Banyuwangi Go Publik AS

Banyuwangi Go Publik AS  – Sekitar 12 travel agent serta travel operator (TATO) asal Amerika Serikat bertandang ke Banyuwangi. Kehadiran travel agent yang difasilitasi Kemenlu RI untuk mempromokan Banyuwangi ke publik AS. Mereka lakukan pendekatan kerja sama juga dengan aktor wisata Banyuwangi untuk menggandeng wisatawan AS.

Staf Fungsional Direktorat Amerika I Dirjen Amerika Eropa Kementerian Luar Negeri, Usman Effendy, menjelaskan, promo wisata yang dikerjakan Banyuwangi waktu lalu atas fasilitasi Kemenlu di AS nyatanya memperoleh sambutan positif.

Di pimpin Koordinator Biro Perjalanan Wisata AS Daerah Midwest Jesse Guerra, belasan TATO ini terbang untuk lihat langsung kekuatan pariwisata di Banyuwangi.

“Waktu Banyuwangi promo di AS tahun kemarin itu, nyatanya ada tanggapan positif dari beberapa aktor wisata. Mereka serius ingin menindaklanjuti kesempatan kerja sama ini dengan hadir ke Banyuwangi,” katanya pada wartawan, Senin (13/5/2019).

Juli 2018 lalu memang delegasi Banyuwangi jadi undangan kehormatan “Indonesia Tourism Trade Show” yang diadakan di Chicago. Bupati Anas berjumpa dengan aktor pariwisata AS.

Usman memberikan tambahan, beberapa aktor wisata AS ini ada di Banyuwangi sepanjang 4 hari (9-13/5/2019). Tidak hanya mendalami kekayaan alam serta adat Banyuwangi, mereka merajut kerja sama juga dengan aktor pariwisata Banyuwangi.

“Mereka telah keliling Banyuwangi, dari mulai Kawah Ijen sampai berkunjung ke Desa Tradisi Kemiren. Mereka berjumpa partner agen travel Banyuwangi lokal yang mungkin supaya bisa memperoleh penawaran paket paket wisata yang dapat dipropagandakan di Amerika Serikat sekaligus juga meng-handle wisatawan yang hadir ke Banyuwangi,” katanya.

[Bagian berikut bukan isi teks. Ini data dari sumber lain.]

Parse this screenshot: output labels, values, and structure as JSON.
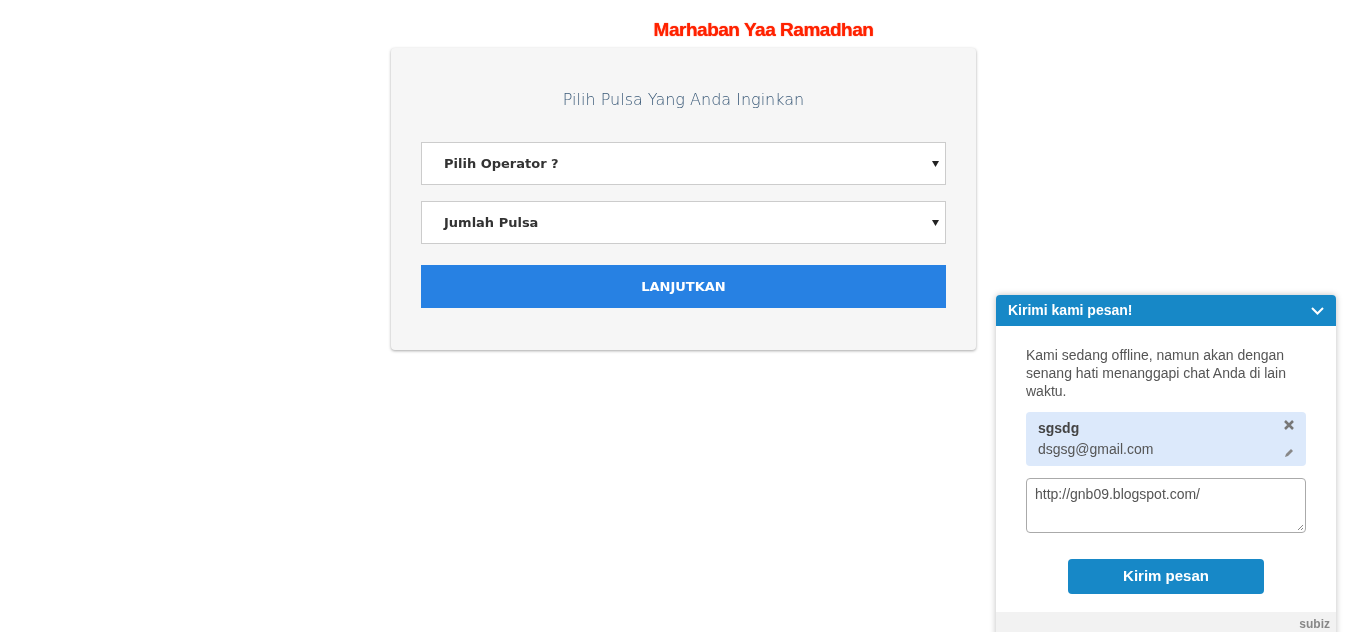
{
  "banner": "Marhaban Yaa Ramadhan",
  "form": {
    "title": "Pilih Pulsa Yang Anda Inginkan",
    "selects": [
      {
        "value": "Pilih Operator ?"
      },
      {
        "value": "Jumlah Pulsa"
      }
    ],
    "button": "LANJUTKAN"
  },
  "chat": {
    "title": "Kirimi kami pesan!",
    "message": "Kami sedang offline, namun akan dengan senang hati menanggapi chat Anda di lain waktu.",
    "contact": {
      "name": "sgsdg",
      "email": "dsgsg@gmail.com"
    },
    "textarea": "http://gnb09.blogspot.com/",
    "button": "Kirim pesan",
    "brand": "subiz"
  }
}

Sesaat Koordinator Biro Perjalanan Wisata AS Daerah Midwest Jesse Guerra akui berkesan dengan Banyuwangi sepanjang empat hari ada di kabupaten berjuluk The Sunrise of Java itu.

“Kami di sini sepanjang empat hari serta memperoleh beberapa hal mengagumkan. Diantaranya, Kawah Ijen. Gunung ini harus dikunjungi langsung untuk lihat pesonanya, sebab dikisahkan saja tidak dapat memvisualisasikan keindahan yang sebenarnya,” kata Jesse.

“Kami dibawa melihat Tari Gandrung yang indah, mencicip kopi yang begitu enak. Kami banyak juga temukan senyum yang ramah dari masyarakat ditempat. Semua mengagumkan,” paparnya.

Tidak hanya kekayaan wisata serta budayanya, menurut Jesse, kelebihan wisata Banyuwangi yang lain ialah akses yang gampang sekaligus juga kedekatan dengan Pulau Bali yang telah diketahui terlebih dulu oleh publik AS.

“Itu mempermudah kami mempromokan. Contohnya kami dapat membuat paket wisata Singapura, Bali serta Banyuwangi, dengan waktu bermalam di Banyuwangi 2-3 hari. Pasti begitu menarik,” katanya.

“Ditambah lagi sarana hotel yang deluxe akan memberi agunan kenyamanan buat turis-turis kami mendatang ke sini,” sambungnya.

Bupati Banyuwangi Abdullah Azwar Anas mengucapkan syukur usaha pendekatan promo wisata di AS memperoleh balasan konkret dari aktor wisata disana. Anas mengucapkan terima kasih pada pemerintah pusat yang selalu memberi dukungan pariwisata Banyuwangi.

“Mudah-mudahan langkah konkret ini dapat jadi pintu masuk buat menambahkan jumlahnya wisman ke Banyuwangi,” pungkas Anas.